The final Leaders’ Debate will be televised tonight as we approach the last few days of campaigning and canvassing in this shortest of election campaigns.
The polls have been sending out a number of messages, at times conflicted, but the main story emerging from the polling picture appears to be that a viable governing coalition seems difficult to assemble, unless Fine Gael and Fianna Fail take the historic step to coalesce and begin a new chapter in Irish political history.
The chaos scenario has the potential to determine the final first preference destination of many undecided voters. With that in mind, I’m throwing out three predictions of my own for how Election Day is likely to pan out.
1. TINA can still deliver for FG: in spite of what has been widely acknowledged to be a pretty disastrous campaign by the lead party of government, Fine Gael appear to be the beneficiaries of a late surge, no doubt attributable to the potent message that ‘there is no alternative’ which the incumbent party may have failed to drive home, yet which may ultimately prove decisive in swinging enough voters back behind the party to ensure Fine Gael retain a significant advantage over Fianna Fail and remain in pole position to at least attempt to build a coalition or govern as a minority administration.
2. Fianna Fail are being paroled from purgatory: the electoral meltdown that was The Nightmare of 2011 for Ireland’s one-time most successful and most popular political party will partly be put behind them as the rehabilitation process takes a giant leap forward. The reported death of Fianna Fail was premature; from 1932 until 2011, the lowest share of the vote returned by FF was 39.1% (in 1992) and the lowest seat tally returned at an election was 65 seats in 1954. The voters who abandoned the party five years ago, costing it a half-century in seats, have old voting habits that still linger. Fianna Fail is in the DNA of far too many Irish people to be cast aside for too long.
3. Sinn Fein to make the breakthrough as Voice of the Left, but to be left pondering what could have been: Even with the downward momentum affecting the party in the polls of late, Sinn Fein is still on course for the party’s greatest performance in the Dail since the revolutionary era. The Adams-McGuinness project is about to hit its high water mark, with the party poised to occupy the position of primary voice of the mainstream Irish Left, a place it will prove extremely difficult to be forced from in the years to come.

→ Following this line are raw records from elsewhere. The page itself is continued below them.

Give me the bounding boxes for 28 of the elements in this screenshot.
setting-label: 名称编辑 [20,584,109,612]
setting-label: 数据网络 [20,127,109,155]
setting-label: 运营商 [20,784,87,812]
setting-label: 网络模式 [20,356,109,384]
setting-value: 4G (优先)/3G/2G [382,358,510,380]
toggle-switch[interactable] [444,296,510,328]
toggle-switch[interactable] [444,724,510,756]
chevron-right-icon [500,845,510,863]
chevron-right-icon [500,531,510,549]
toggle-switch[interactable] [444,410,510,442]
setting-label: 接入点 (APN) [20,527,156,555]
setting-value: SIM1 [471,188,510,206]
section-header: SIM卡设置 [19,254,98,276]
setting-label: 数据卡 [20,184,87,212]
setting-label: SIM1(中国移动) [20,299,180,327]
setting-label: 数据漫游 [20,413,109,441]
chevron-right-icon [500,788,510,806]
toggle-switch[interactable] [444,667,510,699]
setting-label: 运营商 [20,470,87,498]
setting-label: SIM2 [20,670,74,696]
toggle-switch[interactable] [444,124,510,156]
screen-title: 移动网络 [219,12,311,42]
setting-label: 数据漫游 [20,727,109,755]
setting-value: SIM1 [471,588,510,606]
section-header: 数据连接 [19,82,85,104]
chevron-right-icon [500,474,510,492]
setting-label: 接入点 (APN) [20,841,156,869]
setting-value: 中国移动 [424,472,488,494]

Securing in excess of 22 seats will ensure Sinn Fein records the third largest return for a left wing party at Dail elections (the 33 Labour TDs of the ’92 Spring Tide and unprecedented 37 Labour TDs of 2011 being the highest marks for an avowedly left wing party in the State.) Yet voices inside will undoubtedly begin to ask if the party would have made a considerably greater leap forward in 2016 were it not for the fact that the transition to a new leadership had not been completed in advance. Those discussions will happen as of necessity, not as a reaction to the hostile ramblings of political opponents in the Southern media (noted even by this unlikely source & quite brilliantly parodied by another), whose conduct throughout this campaign has betrayed a deep sense of anxiety stemming from an inability to permanently halt Sinn Fein’s advance.